As I have mentioned before, this is important to keeping the 10 year interest rate from rising too much farther. The 10 year rate has fallen from about 4.5% at the end of June to around 3.9% now. It also indicates the Fed is sensitive to higher interest rates and will print money, if needed, to keep the 10 year rate from getting too high.
This is very important good long term news because the bond market (and the 10 year interest rate) will be facing continued upward pressure from massive, and increasing, Congressional borrowing. Because of this pressure, the Fed will need to stop selling bonds and eventually start printing money again to keep 10 year rates from rising too much. When demand rises for a good, the supply of a good must increase or prices will rise – the same is true for money (which is a good) and the price is the interest rate. The Fed will need to increase supply to keep the price of money down.
Second Long-Term Good News Is from the Treasury
In addition to the Fed reducing sales of bonds, which will help keep the 10 year rate from rising too high, the Treasury announced in July that it will work to minimize its sales of long term bonds to fund the government debt. Instead, it will continue to rely heavily on short term Treasury bills and cash management bills to fund government borrowing.

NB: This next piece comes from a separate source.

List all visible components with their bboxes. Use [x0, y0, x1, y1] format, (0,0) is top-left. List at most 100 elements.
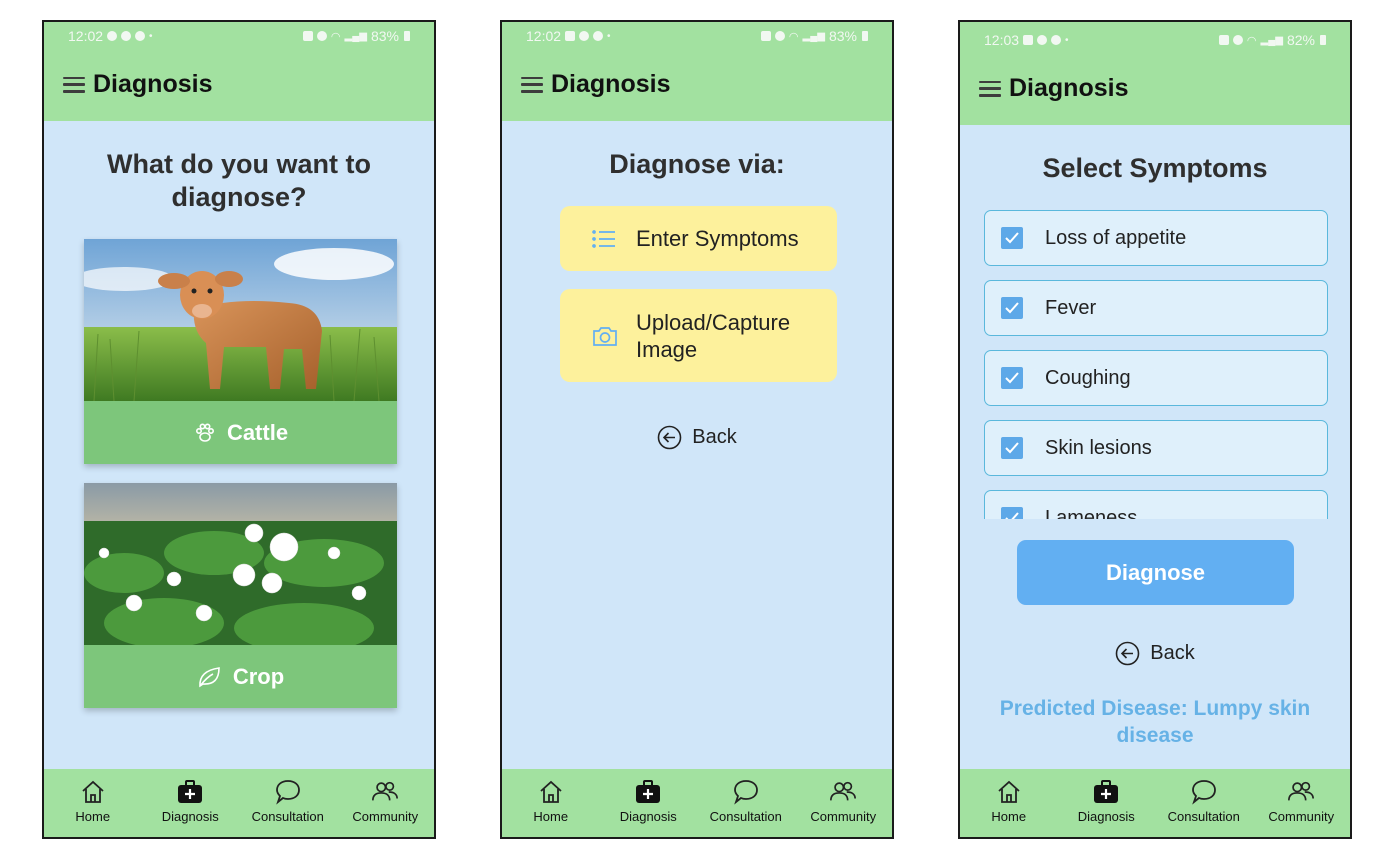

This is very good news because the fewer long term bonds the Treasury tries to sell, the less upward pressure on the long term 10 year interest rate. Of course, funding government debt with money markets is probably not a good long term strategy but, for now, it helps keep long term rates down, which will help keep the stock market up.
Bottom Line: Focus on the Long Term Macro Trends
It is important to focus on the long term macro indicators but, even if you do,
you've got to focus on the right macro indicators at the right time with the right interpretation. It may sound easy but it's not. As Mike Wilson, Chief Investment Officer and the Chair of the Global Investment Committee for Morgan Stanley, said after making some major mistakes in predicting the stock market in the last two years, “the macro environment is becoming harder to predict.”
Maybe that's one reason so many investment advisors and stock pundits focus on the short term issues that are here today and gone tomorrow. It's just a lot easier.